Canada - other provinces
Canada - other provinces iGaming market in numbers
| Metric | 2025 | 2026 |
|---|---|---|
| Total GGR | $3.0bn | $3.3bn |
| Regulated GGR | $1.7bn | - |
| Offshore GGR | $1.2bn | - |
| Channelization | 58% | - |
| Mobile share | 80% | - |
| YoY growth | - | +10.0% |
| CAGR 2021–2026 | +20% | - |
Regulated and offshore split
Legal status by vertical
Operator's read on Canada - other provinces
Canada outside Ontario is on the cusp of its second open market, and Alberta is the event that matters. Most provinces, including British Columbia through BCLC and Quebec through Loto-Québec, remain monopoly markets where private operators cannot hold a licence. Alberta is changing that: the iGaming Alberta Act passed in May 2025, creating an Ontario-style structure with the Alberta Gaming, Liquor and Cannabis body handling registration and a new Alberta iGaming Corporation managing operator agreements, and the market launches on 13 July 2026. For the detail, the AGLC Alberta licence guide and the timeline of when Alberta opens cover the path. The strategic point is that Alberta is a first-mover timing play modelled closely on a market that already works.
Alberta follows the Ontario template, which de-risks it. The dual structure of a regulator handling registration and a separate body managing commercial agreements is lifted directly from the Ontario model, which channelized to a high level quickly. That makes Alberta unusually legible for an entrant: the playbook that worked in Ontario, adjusted for a smaller population of around 4.9 million, is the playbook here. Operators who already run in Ontario can extend their operation efficiently rather than building from scratch, which is a real advantage going into the 13 July 2026 launch.

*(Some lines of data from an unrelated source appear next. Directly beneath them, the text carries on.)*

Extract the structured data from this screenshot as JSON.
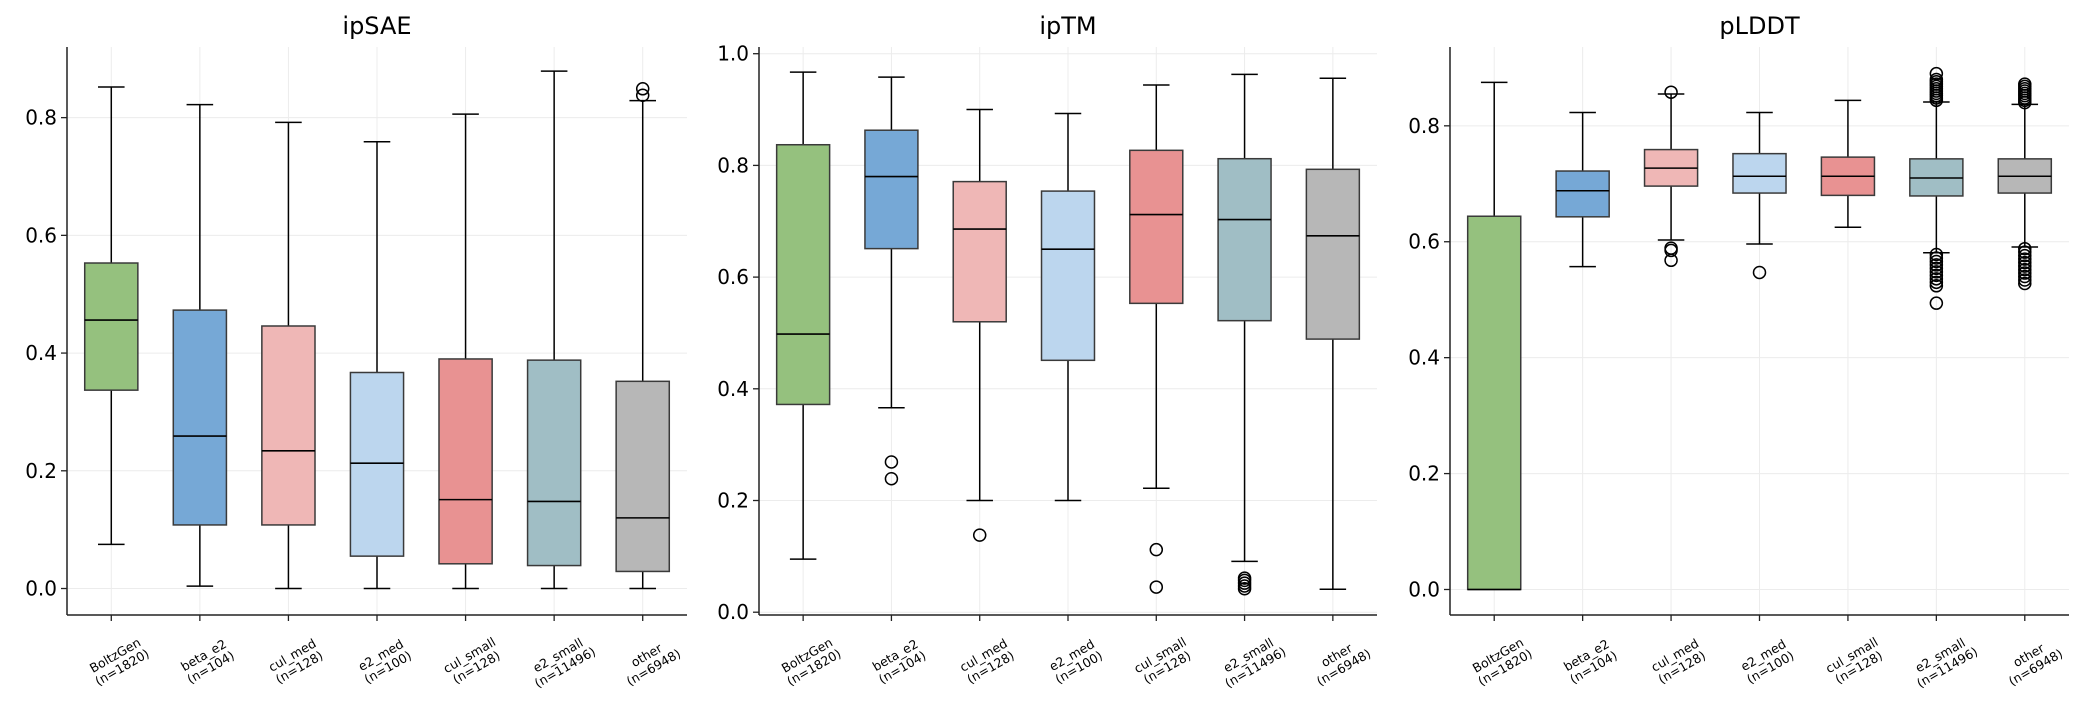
{
  "chart_data": [
    {
      "type": "box",
      "title": "ipSAE",
      "categories": [
        "BoltzGen\n(n=1820)",
        "beta_e2\n(n=104)",
        "cul_med\n(n=128)",
        "e2_med\n(n=100)",
        "cul_small\n(n=128)",
        "e2_small\n(n=11496)",
        "other\n(n=6948)"
      ],
      "ylim": [
        -0.045,
        0.92
      ],
      "yticks": [
        0.0,
        0.2,
        0.4,
        0.6,
        0.8
      ],
      "ytick_labels": [
        "0.0",
        "0.2",
        "0.4",
        "0.6",
        "0.8"
      ],
      "grid": true,
      "boxes": [
        {
          "whislo": 0.075,
          "q1": 0.337,
          "med": 0.456,
          "q3": 0.553,
          "whishi": 0.852,
          "fliers": []
        },
        {
          "whislo": 0.004,
          "q1": 0.108,
          "med": 0.259,
          "q3": 0.473,
          "whishi": 0.822,
          "fliers": []
        },
        {
          "whislo": 0.0,
          "q1": 0.108,
          "med": 0.234,
          "q3": 0.446,
          "whishi": 0.792,
          "fliers": []
        },
        {
          "whislo": 0.0,
          "q1": 0.055,
          "med": 0.213,
          "q3": 0.367,
          "whishi": 0.759,
          "fliers": []
        },
        {
          "whislo": 0.0,
          "q1": 0.042,
          "med": 0.151,
          "q3": 0.39,
          "whishi": 0.806,
          "fliers": []
        },
        {
          "whislo": 0.0,
          "q1": 0.039,
          "med": 0.148,
          "q3": 0.388,
          "whishi": 0.879,
          "fliers": []
        },
        {
          "whislo": 0.0,
          "q1": 0.029,
          "med": 0.12,
          "q3": 0.352,
          "whishi": 0.829,
          "fliers": [
            0.838,
            0.849
          ]
        }
      ]
    },
    {
      "type": "box",
      "title": "ipTM",
      "categories": [
        "BoltzGen\n(n=1820)",
        "beta_e2\n(n=104)",
        "cul_med\n(n=128)",
        "e2_med\n(n=100)",
        "cul_small\n(n=128)",
        "e2_small\n(n=11496)",
        "other\n(n=6948)"
      ],
      "ylim": [
        -0.005,
        1.012
      ],
      "yticks": [
        0.0,
        0.2,
        0.4,
        0.6,
        0.8,
        1.0
      ],
      "ytick_labels": [
        "0.0",
        "0.2",
        "0.4",
        "0.6",
        "0.8",
        "1.0"
      ],
      "grid": true,
      "boxes": [
        {
          "whislo": 0.095,
          "q1": 0.372,
          "med": 0.498,
          "q3": 0.837,
          "whishi": 0.967,
          "fliers": []
        },
        {
          "whislo": 0.366,
          "q1": 0.651,
          "med": 0.78,
          "q3": 0.863,
          "whishi": 0.958,
          "fliers": [
            0.269,
            0.239
          ]
        },
        {
          "whislo": 0.2,
          "q1": 0.52,
          "med": 0.686,
          "q3": 0.771,
          "whishi": 0.9,
          "fliers": [
            0.138
          ]
        },
        {
          "whislo": 0.2,
          "q1": 0.451,
          "med": 0.65,
          "q3": 0.754,
          "whishi": 0.893,
          "fliers": []
        },
        {
          "whislo": 0.222,
          "q1": 0.553,
          "med": 0.712,
          "q3": 0.827,
          "whishi": 0.944,
          "fliers": [
            0.112,
            0.045
          ]
        },
        {
          "whislo": 0.091,
          "q1": 0.522,
          "med": 0.703,
          "q3": 0.812,
          "whishi": 0.963,
          "fliers": [
            0.042,
            0.047,
            0.052,
            0.057,
            0.061
          ]
        },
        {
          "whislo": 0.041,
          "q1": 0.489,
          "med": 0.674,
          "q3": 0.793,
          "whishi": 0.956,
          "fliers": []
        }
      ]
    },
    {
      "type": "box",
      "title": "pLDDT",
      "categories": [
        "BoltzGen\n(n=1820)",
        "beta_e2\n(n=104)",
        "cul_med\n(n=128)",
        "e2_med\n(n=100)",
        "cul_small\n(n=128)",
        "e2_small\n(n=11496)",
        "other\n(n=6948)"
      ],
      "ylim": [
        -0.044,
        0.936
      ],
      "yticks": [
        0.0,
        0.2,
        0.4,
        0.6,
        0.8
      ],
      "ytick_labels": [
        "0.0",
        "0.2",
        "0.4",
        "0.6",
        "0.8"
      ],
      "grid": true,
      "boxes": [
        {
          "whislo": 0.0,
          "q1": 0.0,
          "med": 0.0,
          "q3": 0.644,
          "whishi": 0.875,
          "fliers": []
        },
        {
          "whislo": 0.557,
          "q1": 0.643,
          "med": 0.688,
          "q3": 0.722,
          "whishi": 0.823,
          "fliers": []
        },
        {
          "whislo": 0.603,
          "q1": 0.696,
          "med": 0.727,
          "q3": 0.759,
          "whishi": 0.855,
          "fliers": [
            0.858,
            0.589,
            0.585,
            0.568
          ]
        },
        {
          "whislo": 0.596,
          "q1": 0.684,
          "med": 0.713,
          "q3": 0.752,
          "whishi": 0.823,
          "fliers": [
            0.547
          ]
        },
        {
          "whislo": 0.625,
          "q1": 0.68,
          "med": 0.713,
          "q3": 0.746,
          "whishi": 0.844,
          "fliers": []
        },
        {
          "whislo": 0.581,
          "q1": 0.679,
          "med": 0.71,
          "q3": 0.743,
          "whishi": 0.841,
          "fliers": [
            0.844,
            0.848,
            0.852,
            0.856,
            0.86,
            0.864,
            0.868,
            0.872,
            0.876,
            0.88,
            0.89,
            0.578,
            0.572,
            0.566,
            0.56,
            0.554,
            0.548,
            0.542,
            0.536,
            0.53,
            0.524,
            0.494
          ]
        },
        {
          "whislo": 0.591,
          "q1": 0.684,
          "med": 0.713,
          "q3": 0.743,
          "whishi": 0.837,
          "fliers": [
            0.84,
            0.844,
            0.848,
            0.852,
            0.856,
            0.86,
            0.864,
            0.868,
            0.872,
            0.588,
            0.582,
            0.576,
            0.57,
            0.564,
            0.558,
            0.552,
            0.546,
            0.54,
            0.534,
            0.528
          ]
        }
      ]
    }
  ],
  "colors": [
    "#95c17e",
    "#76a8d6",
    "#efb7b6",
    "#bcd6ee",
    "#e89292",
    "#a0bec5",
    "#b7b7b7"
  ],
  "box_edge_color": "#3a3a3a"
}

The entry costs run higher than Ontario. Reported costs are a one-time application fee of around CAD 50,000 plus an annual registration fee of about CAD 150,000, higher than Ontario, with a revenue model of roughly an 80/20 operator-to-province split after allocations to First Nations and social-responsibility programmes. Those terms should be confirmed against the corporation's final documents, but they signal a province that wants serious operators rather than a crowded field. The higher fixed cost rewards operators with the scale to absorb it and punishes thinly-capitalised entrants chasing a small market.
The prize is the regulated migration at launch. As in Ontario, the value at launch is the conversion of players from the existing offshore market into the regulated channel. That migration happens fastest in the opening window, so being registered and live on day one matters more than entering later once share has settled. An operator that waits is buying players from established competitors at full price instead of catching the one-time migration, which is the efficient way into a newly-opening market.
What winning looks like. Winning in Alberta looks like completing registration and operator onboarding before go-live, extending a proven Ontario operating model rather than reinventing one, and capturing the launch-window migration with a brand and retention engine already built. The smaller market size means discipline matters: Alberta rewards operators who right-size their investment to a province of under five million people rather than over-building for it.
The regional play. Alberta is the natural second leg of a Canadian strategy that starts with Ontario, and other provinces are watching its launch as a template for their own decisions. An operator that builds Ontario and Alberta well is positioned for whichever province opens next, and how to sequence a multi-province Canadian entry is part of the multi-market sequencing piece.
The biggest mistake. The biggest mistake is entering Alberta late and paying full price for players who could have been caught in the launch migration. The related mistake is over-building for a province of under five million as though it were Ontario. Be registered and live for 13 July 2026, extend a proven model, and size the commitment to the market.
What's changing
Alberta moving toward Ontario-style open market 2026, projected to bring CA$400m onshore over 2025-28.
Where these figures come from
- H2GC 2025
- Provincial corporations
GGR figures are 2025 estimates or actuals where regulator data is available; 2026 projections drawn from the most recent published forecasts. Offshore figures are inherently more uncertain than regulated figures and should be treated as directional. Where reputable sources disagree materially the dataset uses the midpoint of the range.